Blood facts

The blood does even more than carry food and oxygen to every part of our bodies. Its work is so important that the heart has to keep pumping it day in and day out without ever stopping to rest.

A person who weighs 100 pounds has about four quarts of blood. Bigger people have more. Smaller people have less.

A drop of blood looks like a drop of red ink. But it is much, much more complicated. The liquid part of our blood is not red. Blood looks red because it has many tiny red cells in it. Red cells are far too small to be seen without a microscope. It would take thousands of thern to make a row an inch long. Everyone has billions of red cells in his blood.

The chief work of the red cells is to carry oxygen. They gather it in the lungs and take it to all the other cells of the body.

Red blood cells are made inside some of our bones. Millions of new ones are made every second of our lives. But millions of wornout red cells are destroyed every sec­ond, too. They are destroyed in the liver and in the spleen.

There are also white cells of several kinds in our blood. Those of one kind make up an army to fight disease germs. They really eat the disease germs up. Those of another kind help repair parts of the body that have been damaged by germs. There are usually one or two white cells for every 1,000 red cells.

The liquid part of the blood is called plasma. It is mostly water. But the water has many important chemicals dissolved in it. It has, for instance, one chemical that makes blood grow thick, or clot. It has an­other that keeps it from clotting when it shouldn't. It has chemicals that help keep our bodies working as they should. There are other chemicals that help the white cells fight germs.

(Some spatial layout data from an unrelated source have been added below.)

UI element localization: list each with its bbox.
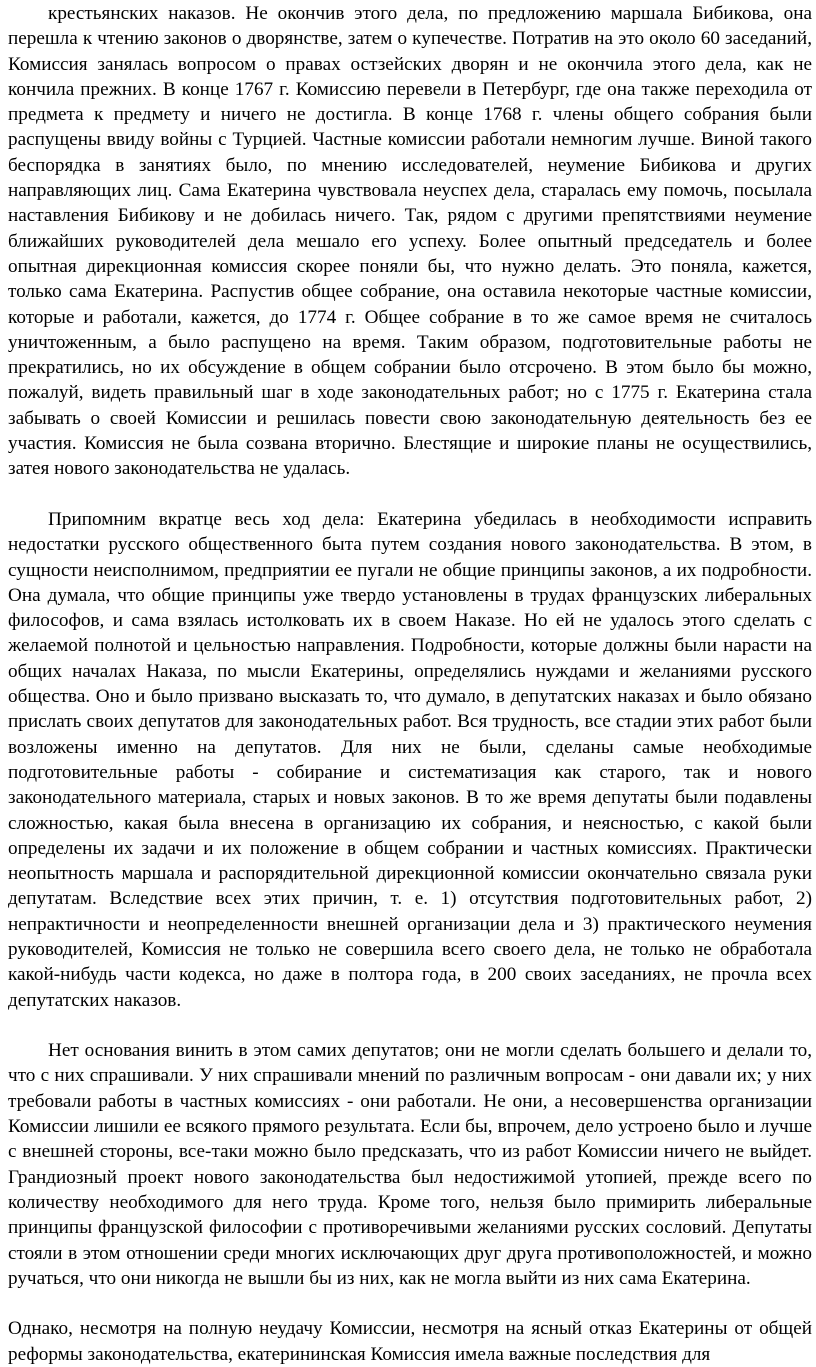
paragraph-spacer bbox=[8, 1291, 812, 1316]
paragraph-spacer bbox=[8, 482, 812, 507]
paragraph: Припомним вкратце весь ход дела: Екатерина убедилась в необходимости исправить недостатки русского общественного быта путем создания нового законодательства. В этом, в сущности неисполнимом, предприятии ее пугали не общие принципы законов, а их подробности. Она думала, что общие принципы уже твердо установлены в трудах французских либеральных философов, и сама взялась истолковать их в своем Наказе. Но ей не удалось этого сделать с желаемой полнотой и цельностью направления. Подробности, которые должны были нарасти на общих началах Наказа, по мысли Екатерины, определялись нуждами и желаниями русского общества. Оно и было призвано высказать то, что думало, в депутатских наказах и было обязано прислать своих депутатов для законодательных работ. Вся трудность, все стадии этих работ были возложены именно на депутатов. Для них не были, сделаны самые необходимые подготовительные работы - собирание и систематизация как старого, так и нового законодательного материала, старых и новых законов. В то же время депутаты были подавлены сложностью, какая была внесена в организацию их собрания, и неясностью, с какой были определены их задачи и их положение в общем собрании и частных комиссиях. Практически неопытность маршала и распорядительной дирекционной комиссии окончательно связала руки депутатам. Вследствие всех этих причин, т. е. 1) отсутствия подготовительных работ, 2) непрактичности и неопределенности внешней организации дела и 3) практического неумения руководителей, Комиссия не только не совершила всего своего дела, не только не обработала какой-нибудь части кодекса, но даже в полтора года, в 200 своих заседаниях, не прочла всех депутатских наказов. bbox=[8, 508, 812, 1011]
paragraph-spacer bbox=[8, 1013, 812, 1038]
paragraph-continued: крестьянских наказов. Не окончив этого дела, по предложению маршала Бибикова, она перешла к чтению законов о дворянстве, затем о купечестве. Потратив на это около 60 заседаний, Комиссия занялась вопросом о правах остзейских дворян и не окончила этого дела, как не кончила прежних. В конце 1767 г. Комиссию перевели в Петербург, где она также переходила от предмета к предмету и ничего не достигла. В конце 1768 г. члены общего собрания были распущены ввиду войны с Турцией. Частные комиссии работали немногим лучше. Виной такого беспорядка в занятиях было, по мнению исследователей, неумение Бибикова и других направляющих лиц. Сама Екатерина чувствовала неуспех дела, старалась ему помочь, посылала наставления Бибикову и не добилась ничего. Так, рядом с другими препятствиями неумение ближайших руководителей дела мешало его успеху. Более опытный председатель и более опытная дирекционная комиссия скорее поняли бы, что нужно делать. Это поняла, кажется, только сама Екатерина. Распустив общее собрание, она оставила некоторые частные комиссии, которые и работали, кажется, до 1774 г. Общее собрание в то же самое время не считалось уничтоженным, а было распущено на время. Таким образом, подготовительные работы не прекратились, но их обсуждение в общем собрании было отсрочено. В этом было бы можно, пожалуй, видеть правильный шаг в ходе законодательных работ; но с 1775 г. Екатерина стала забывать о своей Комиссии и решилась повести свою законодательную деятельность без ее участия. Комиссия не была созвана вторично. Блестящие и широкие планы не осуществились, затея нового законодательства не удалась. bbox=[8, 3, 812, 480]
document-body bbox=[8, 1, 812, 1367]
paragraph: Нет основания винить в этом самих депутатов; они не могли сделать большего и делали то, что с них спрашивали. У них спрашивали мнений по различным вопросам - они давали их; у них требовали работы в частных комиссиях - они работали. Не они, а несовершенства организации Комиссии лишили ее всякого прямого результата. Если бы, впрочем, дело устроено было и лучше с внешней стороны, все-таки можно было предсказать, что из работ Комиссии ничего не выйдет. Грандиозный проект нового законодательства был недостижимой утопией, прежде всего по количеству необходимого для него труда. Кроме того, нельзя было примирить либеральные принципы французской философии с противоречивыми желаниями русских сословий. Депутаты стояли в этом отношении среди многих исключающих друг друга противоположностей, и можно ручаться, что они никогда не вышли бы из них, как не могла выйти из них сама Екатерина. bbox=[8, 1040, 812, 1289]
paragraph-last: Однако, несмотря на полную неудачу Комиссии, несмотря на ясный отказ Екатерины от общей реформы законодательства, екатерининская Комиссия имела важные последствия для bbox=[8, 1318, 812, 1365]
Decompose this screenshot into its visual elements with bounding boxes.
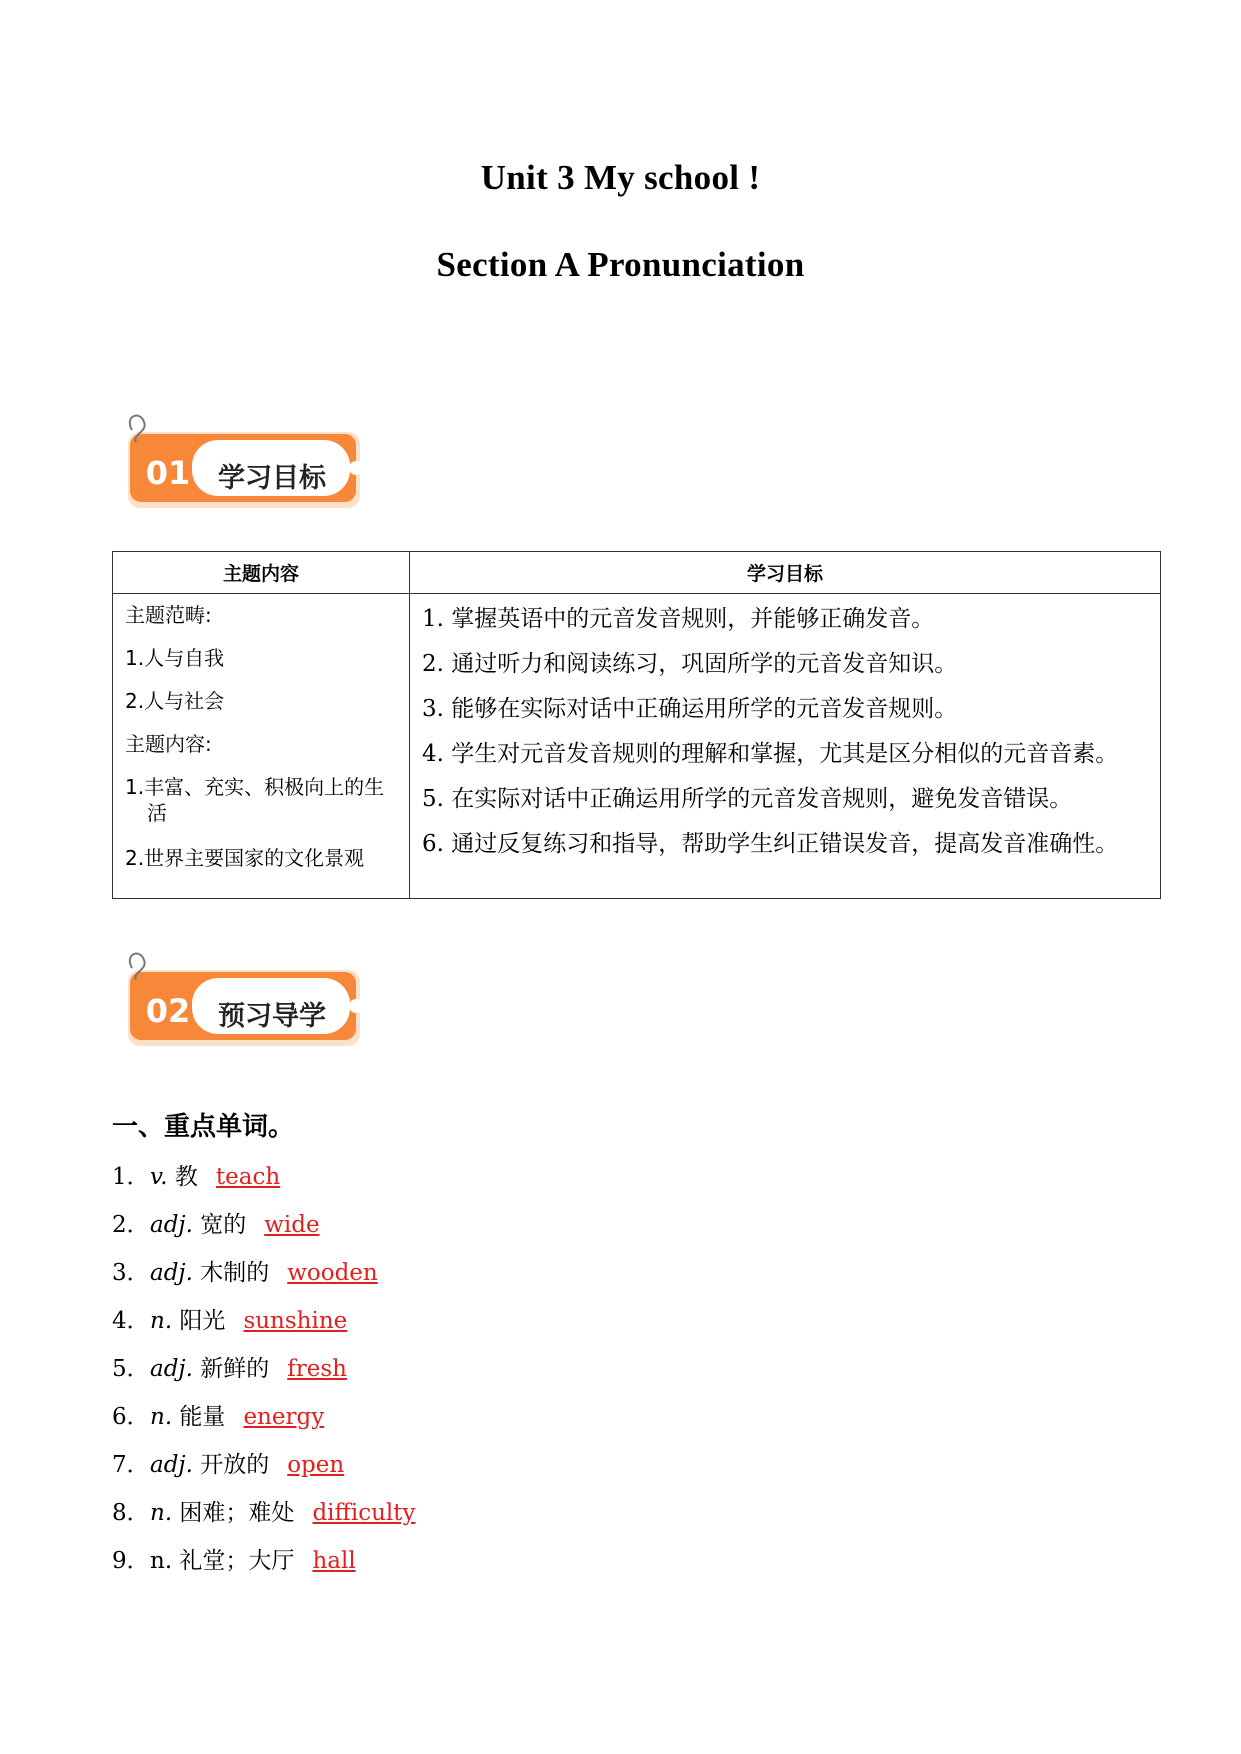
list-item <box>112 1306 416 1354</box>
section-badge-01 <box>122 412 362 512</box>
theme-line: 1.丰富、充实、积极向上的生活 <box>125 775 385 825</box>
goal-item: 6. 通过反复练习和指导，帮助学生纠正错误发音，提高发音准确性。 <box>422 831 1119 857</box>
answer-blank: sunshine <box>243 1308 348 1334</box>
item-number: 6． <box>112 1404 150 1430</box>
theme-cell <box>113 594 410 899</box>
meaning: 开放的 <box>192 1452 270 1478</box>
part-of-speech: n. <box>150 1404 173 1430</box>
part-of-speech: adj. <box>150 1452 193 1478</box>
theme-line: 主题内容: <box>125 732 212 756</box>
list-item <box>112 1354 416 1402</box>
table-row <box>113 594 1161 899</box>
meaning: 宽的 <box>192 1212 247 1238</box>
goal-item: 5. 在实际对话中正确运用所学的元音发音规则，避免发音错误。 <box>422 786 1073 812</box>
item-number: 5． <box>112 1356 150 1382</box>
part-of-speech: adj. <box>150 1260 193 1286</box>
answer-blank: difficulty <box>312 1500 416 1526</box>
page-subtitle: Section A Pronunciation <box>436 245 805 284</box>
answer-blank: hall <box>312 1548 356 1574</box>
table-header-row <box>113 552 1161 594</box>
answer-blank: wide <box>264 1212 320 1238</box>
meaning: 礼堂；大厅 <box>172 1548 295 1574</box>
theme-line: 2.人与社会 <box>125 689 225 713</box>
list-item <box>112 1210 416 1258</box>
item-number: 9． <box>112 1548 150 1574</box>
part-of-speech: n. <box>150 1308 173 1334</box>
item-number: 3． <box>112 1260 150 1286</box>
part-of-speech: adj. <box>150 1356 193 1382</box>
learning-goals-table <box>112 551 1161 899</box>
goal-item: 2. 通过听力和阅读练习，巩固所学的元音发音知识。 <box>422 651 958 677</box>
meaning: 阳光 <box>172 1308 226 1334</box>
item-number: 2． <box>112 1212 150 1238</box>
part-of-speech: n. <box>150 1500 173 1526</box>
goals-cell <box>410 594 1161 899</box>
list-item <box>112 1450 416 1498</box>
item-number: 7． <box>112 1452 150 1478</box>
theme-line: 主题范畴: <box>125 603 212 627</box>
list-item <box>112 1546 416 1594</box>
list-item <box>112 1162 416 1210</box>
part-of-speech: n. <box>150 1548 173 1574</box>
meaning: 能量 <box>172 1404 226 1430</box>
theme-line: 2.世界主要国家的文化景观 <box>125 846 365 870</box>
table-header-theme: 主题内容 <box>113 552 410 594</box>
answer-blank: energy <box>243 1404 325 1430</box>
vocab-list <box>112 1162 416 1594</box>
meaning: 木制的 <box>192 1260 270 1286</box>
answer-blank: wooden <box>287 1260 378 1286</box>
badge-number: 01 <box>145 454 191 492</box>
goal-item: 3. 能够在实际对话中正确运用所学的元音发音规则。 <box>422 696 958 722</box>
table-header-goals: 学习目标 <box>410 552 1161 594</box>
vocab-heading: 一、重点单词。 <box>112 1112 295 1142</box>
goal-item: 1. 掌握英语中的元音发音规则，并能够正确发音。 <box>422 606 935 632</box>
item-number: 4． <box>112 1308 150 1334</box>
meaning: 新鲜的 <box>192 1356 270 1382</box>
badge-label: 预习导学 <box>218 1001 326 1032</box>
item-number: 1． <box>112 1164 150 1190</box>
list-item <box>112 1402 416 1450</box>
meaning: 困难；难处 <box>172 1500 295 1526</box>
answer-blank: fresh <box>287 1356 347 1382</box>
list-item <box>112 1498 416 1546</box>
item-number: 8． <box>112 1500 150 1526</box>
theme-line: 1.人与自我 <box>125 646 225 670</box>
badge-label: 学习目标 <box>218 463 326 494</box>
part-of-speech: adj. <box>150 1212 193 1238</box>
badge-number: 02 <box>145 992 191 1030</box>
section-badge-02 <box>122 950 362 1050</box>
part-of-speech: v. <box>150 1164 168 1190</box>
answer-blank: open <box>287 1452 345 1478</box>
answer-blank: teach <box>215 1164 281 1190</box>
page-title: Unit 3 My school ! <box>480 158 761 197</box>
list-item <box>112 1258 416 1306</box>
meaning: 教 <box>167 1164 198 1190</box>
goal-item: 4. 学生对元音发音规则的理解和掌握，尤其是区分相似的元音音素。 <box>422 741 1119 767</box>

It is the plasma that carries food to all parts of the body. The plasma also gathers up waste materials and carries them to the lungs or the skin or the kidneys so that they can be got rid of.

It is easy to see that a drop of blood as it rushes through our bodies is always changing. Here it picks up oxygen. There it picks up food. Here it leaves some food. Here it leaves some oxygen. Here it gathers up some waste. Here it leaves a company of white cells to fight some germs that have got into a cut. Here it picks up a chemical. There it leaves it. Round and round it travels, like a delivery boy that works 24 hours a day every day.

People are not the only animals with blood. All animals with backbones have blood. So do many animals without back­bones. Only simple animals can get along without it.